Allah'ın bazı isimleri zatına hastır, insanlar için kullanılmaz. Bazı isimleri ise zatına has olmayıp insanlar için de kullanılabilir. Mesela Samed ismi, “her şey ona muhtaç, o ise hiçbir şeye muhtaç olmayan” anlamındadır. Bu ismin bir insan için kullanılması doğru olmaz. Keza Kuddüs ismi “takdis edilen, mukaddes olan” demektir, insanın böyle olamayacağı aşikârdır. Ama Allah’ın Adil, Kerim gibi isimleri insanlar için de kullanılabilir, çünkü insan adaletli ve cömert olabilir. Bunun sonucu olarak mesela “Allah adildir” dediğimiz gibi “Ömer adildir” de deriz. Bu, -haşa- Hz. Ömer’i ilahlaştırmak anlamına gelmez. Kur’an’da bazı ilahi isimlerin hem Allah hem de insanlar için kullanılması bunu net bir şekilde isbat eder. Mesela şu ayete bakalım:
اِنَّ رَبَّكُمْ لَرَؤُفٌ رَح۪يمٌ “Rabbiniz şüphesiz Rauf - Rahîm’dir.” (Nahl, 16/7)
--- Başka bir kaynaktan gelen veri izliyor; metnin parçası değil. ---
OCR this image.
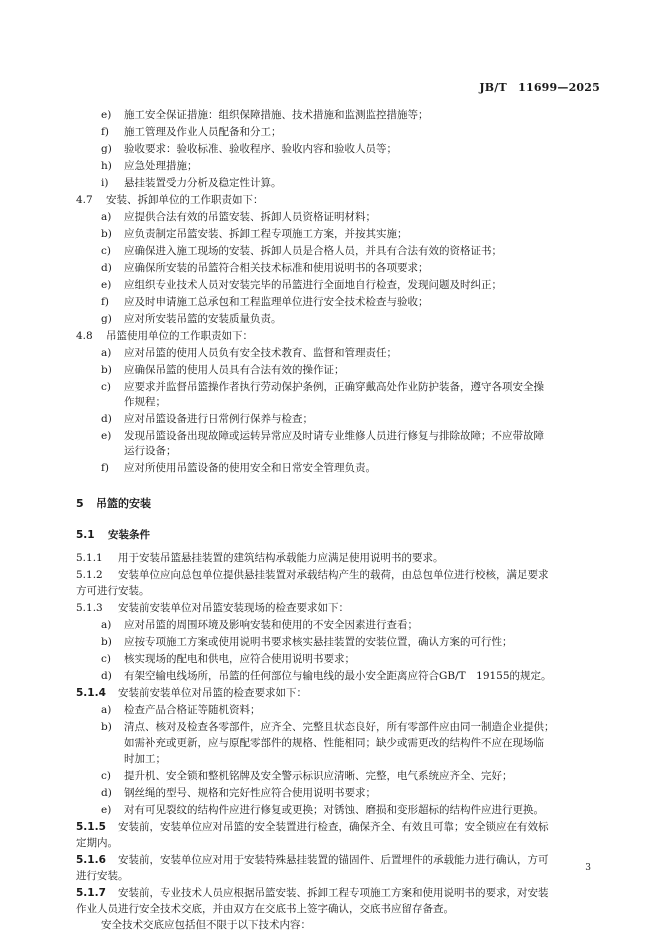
JB/T　11699—2025
e) 施工安全保证措施：组织保障措施、技术措施和监测监控措施等；
f) 施工管理及作业人员配备和分工；
g) 验收要求：验收标准、验收程序、验收内容和验收人员等；
h) 应急处理措施；
i) 悬挂装置受力分析及稳定性计算。
4.7 安装、拆卸单位的工作职责如下：
a) 应提供合法有效的吊篮安装、拆卸人员资格证明材料；
b) 应负责制定吊篮安装、拆卸工程专项施工方案，并按其实施；
c) 应确保进入施工现场的安装、拆卸人员是合格人员，并具有合法有效的资格证书；
d) 应确保所安装的吊篮符合相关技术标准和使用说明书的各项要求；
e) 应组织专业技术人员对安装完毕的吊篮进行全面地自行检查，发现问题及时纠正；
f) 应及时申请施工总承包和工程监理单位进行安全技术检查与验收；
g) 应对所安装吊篮的安装质量负责。
4.8 吊篮使用单位的工作职责如下：
a) 应对吊篮的使用人员负有安全技术教育、监督和管理责任；
b) 应确保吊篮的使用人员具有合法有效的操作证；
c) 应要求并监督吊篮操作者执行劳动保护条例，正确穿戴高处作业防护装备，遵守各项安全操
作规程；
d) 应对吊篮设备进行日常例行保养与检查；
e) 发现吊篮设备出现故障或运转异常应及时请专业维修人员进行修复与排除故障；不应带故障
运行设备；
f) 应对所使用吊篮设备的使用安全和日常安全管理负责。
5 吊篮的安装
5.1 安装条件
5.1.1 用于安装吊篮悬挂装置的建筑结构承载能力应满足使用说明书的要求。
5.1.2 安装单位应向总包单位提供悬挂装置对承载结构产生的载荷，由总包单位进行校核，满足要求
方可进行安装。
5.1.3 安装前安装单位对吊篮安装现场的检查要求如下：
a) 应对吊篮的周围环境及影响安装和使用的不安全因素进行查看；
b) 应按专项施工方案或使用说明书要求核实悬挂装置的安装位置，确认方案的可行性；
c) 核实现场的配电和供电，应符合使用说明书要求；
d) 有架空输电线场所，吊篮的任何部位与输电线的最小安全距离应符合GB/T　19155的规定。
5.1.4 安装前安装单位对吊篮的检查要求如下：
a) 检查产品合格证等随机资料；
b) 清点、核对及检查各零部件，应齐全、完整且状态良好，所有零部件应由同一制造企业提供；
如需补充或更新，应与原配零部件的规格、性能相同；缺少或需更改的结构件不应在现场临
时加工；
c) 提升机、安全锁和整机铭牌及安全警示标识应清晰、完整，电气系统应齐全、完好；
d) 钢丝绳的型号、规格和完好性应符合使用说明书要求；
e) 对有可见裂纹的结构件应进行修复或更换；对锈蚀、磨损和变形超标的结构件应进行更换。
5.1.5 安装前，安装单位应对吊篮的安全装置进行检查，确保齐全、有效且可靠；安全锁应在有效标
定期内。
5.1.6 安装前，安装单位应对用于安装特殊悬挂装置的锚固件、后置埋件的承载能力进行确认，方可
进行安装。
5.1.7 安装前，专业技术人员应根据吊篮安装、拆卸工程专项施工方案和使用说明书的要求，对安装
作业人员进行安全技术交底，并由双方在交底书上签字确认，交底书应留存备查。
安全技术交底应包括但不限于以下技术内容：
3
Çocuklara Allah’ın isimlerini vermeye gelince, hemen belirtmek gerekir ki Allah’a has isimler aynı lafızla çocuklara verilmemelidir. Şayet çocuklara Allah’ı hatırlatacak isimler verilecekse başına “kul” anlamına gelen “abd” kelimesi eklenerek “Abdullah” (Allah’ın kulu), “Abdurrahman”(Rahman’ın kulu), “Abdurrahim”(Rahim’in kulu), “Abdülkâdir”(Kâdir’in kulu) gibi isimler verilmelidir. Allah Teala’nın “esma-i hüsna”sından “Kerim, Latif, Rauf…” gibi isimler ise Allah’ın dışında kulların da vasıflandığı müşterek isimler olduğundan Allah’a has olmayan bu isimler çocuklara ad olarak verilebilir. (İbn Âbidîn, Reddü’l-muhtâr, IX, 598)
Allah’ın Rauf - Rahîm olması, Onun engin şefkat ve merhametini ifade eder. Bu iki isim Hz. Peygamber (asm) için de kullanılmıştır:
لَقَدْ جَٓاءَكُمْ رَسُولٌ مِنْ اَنْفُسِكُمْ عَز۪يزٌۘ عَلَيْهِ مَا عَنِتُّمْ حَر۪يصٌ عَلَيْكُمْ بِالْمُؤْمِن۪ينَ رَؤُفٌ رَح۪يمٌ
“Andolsun, size kendi içinizden öyle bir peygamber gelmiştir ki, sizin sıkıntıya düşmeniz ona çok ağır gelir. O, size çok düşkün, mü’minlere karşı da Rauf - Rahîmdir (çok şefkatli ve merhametlidir).” (Tevbe, 9/128)
Keza, Allah’ın isimlerinden biri Melik’tir. (Haşir, 59/23) Kur’an’da bu isim, “hükümdar” anlamında insanlar için de kullanılmaktadır. (Mesela bk. Yusuf, 12/43, 50) Şüphesiz Allah’ın melik olmasıyla insanın melik olması aynı olmaları anlamına gelmez. Çünkü tesmiyede müşareket, mahiyette iştiraki gerektirmez. Yani iki farklı varlığa aynı ismi kullandığımızda, bu onların aynı mahiyette oldukları anlamına gelmez. İnsan için kullanılan melik unvanı onun belli bir coğrafi alana hükmetmesini ifade eder. Ama Allah’ın melik olması, bütün mülk ve saltanatın Ona ait olmasını anlatır.
Durum böyleyken din adına ahkâm kesmeye çalışan bazılarının “Celaleddin Rûmi’ye ‘Mevlana’ diyemezsiniz, Mevla Allah'tır. Said Nursi’ye ‘Bediüzzaman’ diyemezsiniz, Bedi’ Allah'tır.” demeleri tam bir cehalettir, Kur'anın bütünlüğünden habersiz bir şekilde ileri geri konuşmaktır.